The Adventist Church of Promise (Igreja Adventista da Promessa or "IAP") is an evangelical Christian denomination which is both Sabbatarian Adventist and classical Pentecostal in its doctrine and worship. It was founded in Brazil in 1932 by pastor John August Silveira (Portuguese João Augusto da Silveira), as a split-off from the Seventh-day Adventist Church.
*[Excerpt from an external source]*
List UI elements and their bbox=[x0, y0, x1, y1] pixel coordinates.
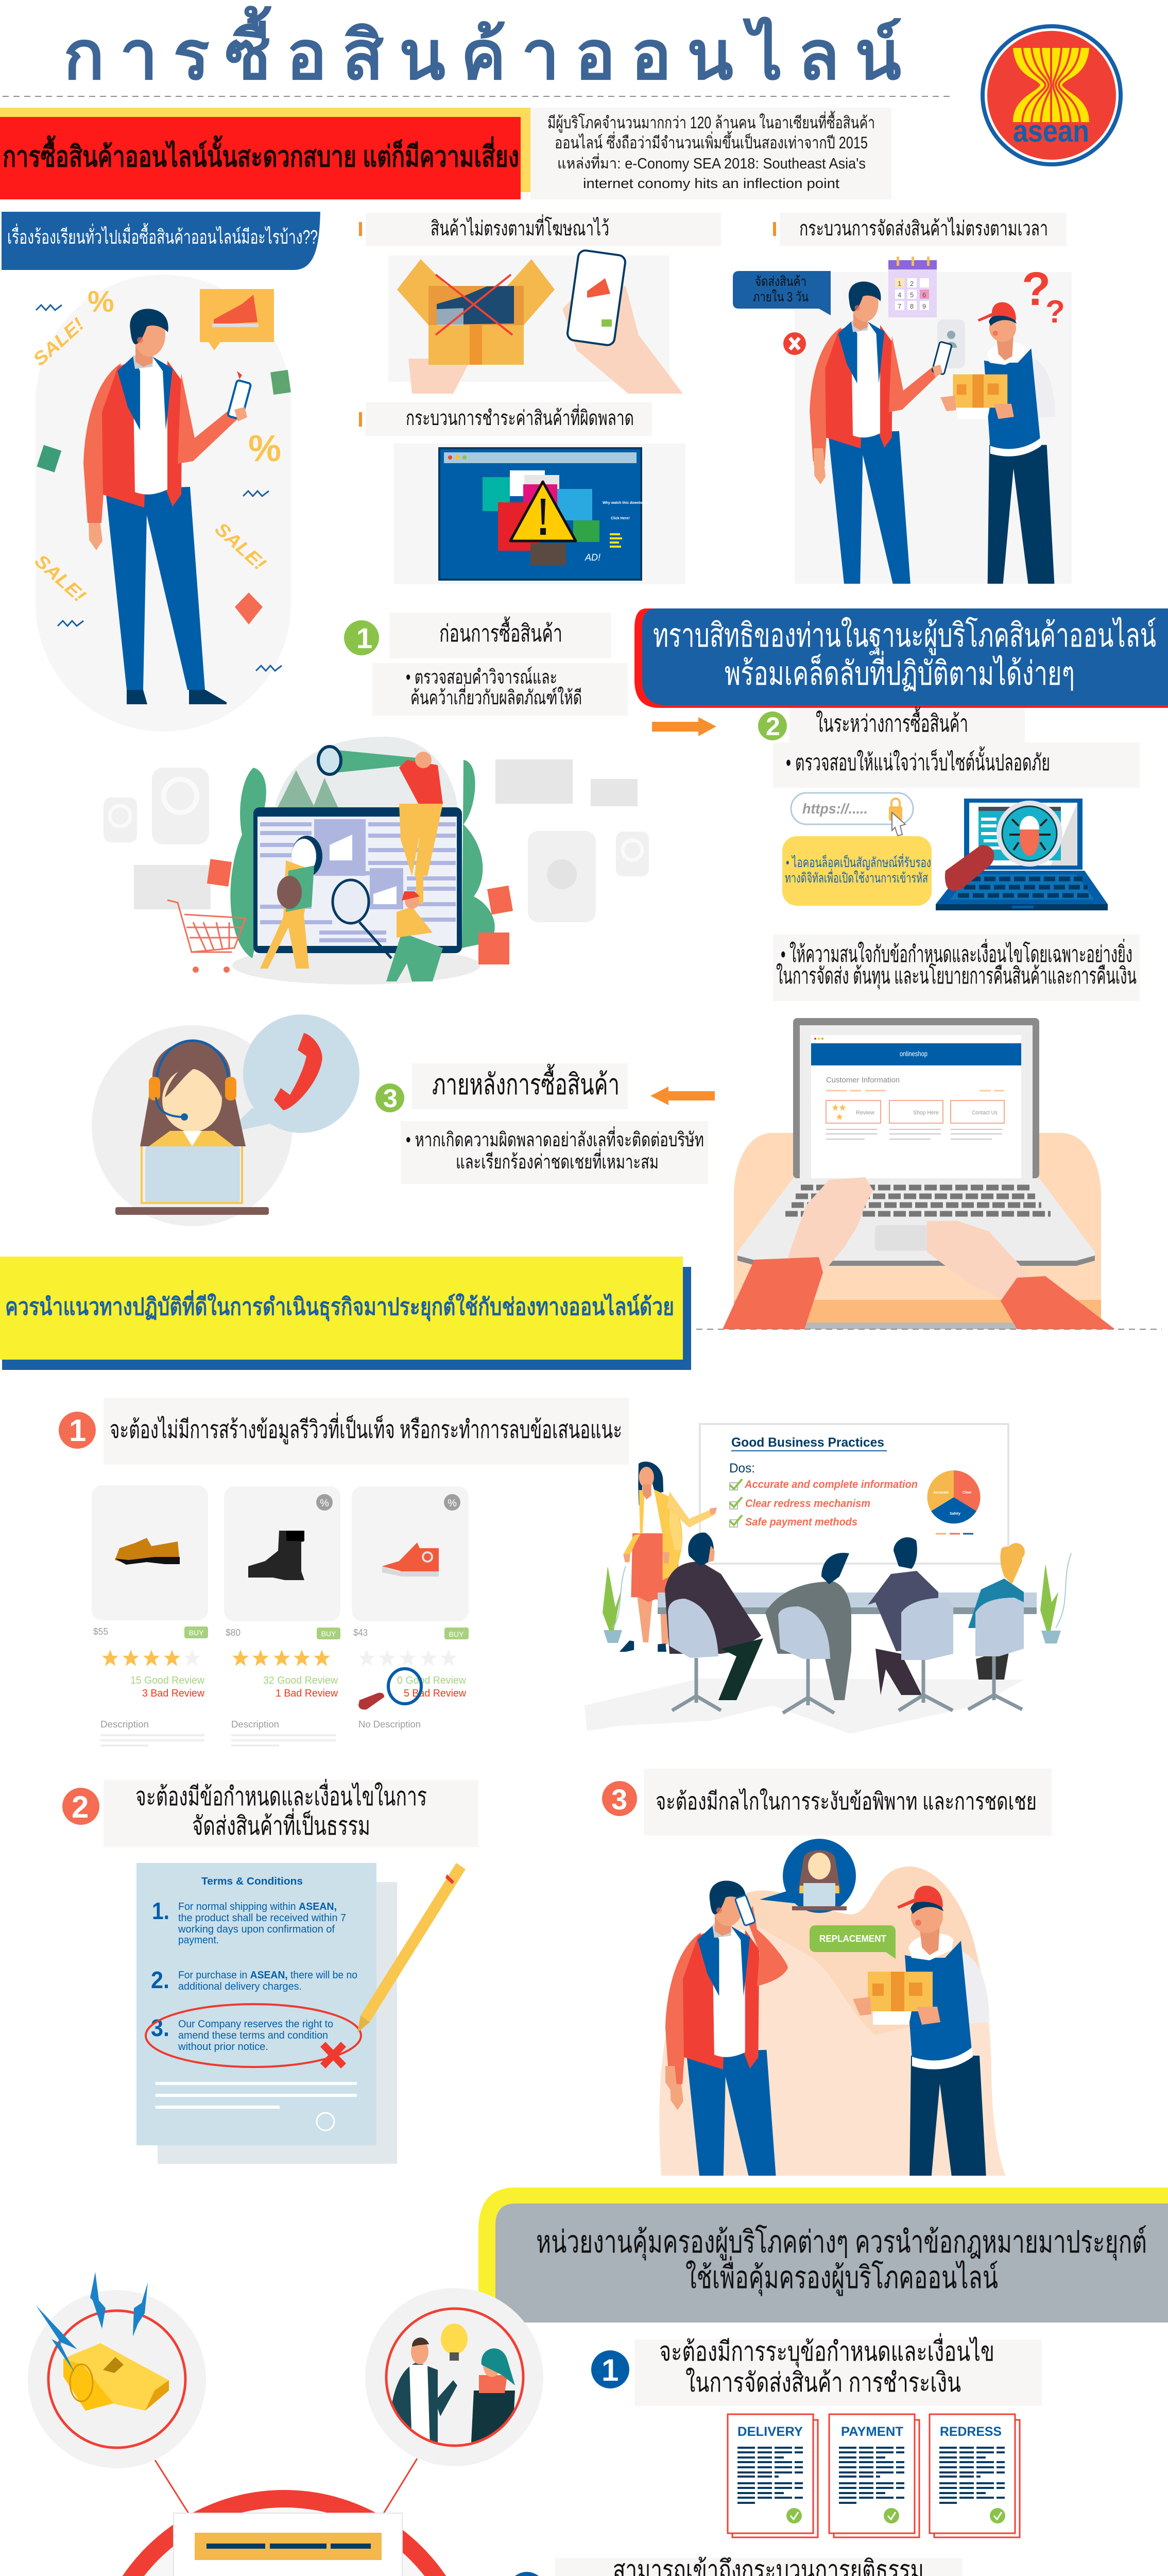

It is the second-largest Adventist denomination in South America (after the Seventh-day Adventist Church). It claims to be the first indigenous Brazilian Pentecostal denomination. (The earlier Assemblies of God in Brazil were introduced from the United States). Most of the church members live in Brazil, yet the church is also present in other countries: Argentina, Paraguay, Chile, Bolivia, Colombia, El Salvador, United States, Portugal, Spain, Nigeria, Mozambique, Cameroon and Uruguay. Worldwide there are approximately 200,000 Adventists of Promise.

==Beliefs==
The Adventist Church of Promise believes in:

- Verbal inspiration of the Bible, sola scriptura and inerrancy of the Bible,
- Trinity: Father, Son and Holy Spirit,
- Virgin birth of Jesus Christ, substitutionary atonement on the cross, resurrection and ascension of Jesus,
- Jesus Christ as the only Saviour and only mediator between God and men,
- Justification is only by grace through faith, not by works,
- Experience of new birth or acceptance of Jesus as a personal Lord and Savior is absolutely necessary for salvation,
- Water baptism by immersion must be preceded by personal repentance and faith in the gospel,
- Baptism with the Holy Spirit is another blessing for those who believed,
- Initial evidence of the baptism with the Holy Spirit is always speaking with other tongues,
- Holy living, sanctification and obeying Ten Commandments is consequence of receiving salvation,
- Difference between ceremonial and moral laws of God; the moral law (Ten Commandments) is still valid for all Christians,
- The Seventh-day Sabbath, blessed and sanctified by God after creation, is still the holy day of rest and worship,
- Supernatural spiritual gifts (tongues, prophecy etc.) are as widespread as in the first century,
- Divine healing and all of the apostolic era signs are still available for the Church today,
- Christian temperance includes full abstinence from all alcoholic drinks, tobacco and unclean foods,
- Three ordinances of Christ: water baptism of repentant sinners, Lord’s Supper and washing of feet,
- Marriage between one man and one woman,
- Death is unconscious sleep until the resurrection (conditional immortality),
- Very soon premillennial second coming of Christ,
- Millennial Kingdom of Christ with saints in heaven,
- Postmillennial Great White Throne Judgment, annihilation of the wicked and restoration of the Earth to paradise.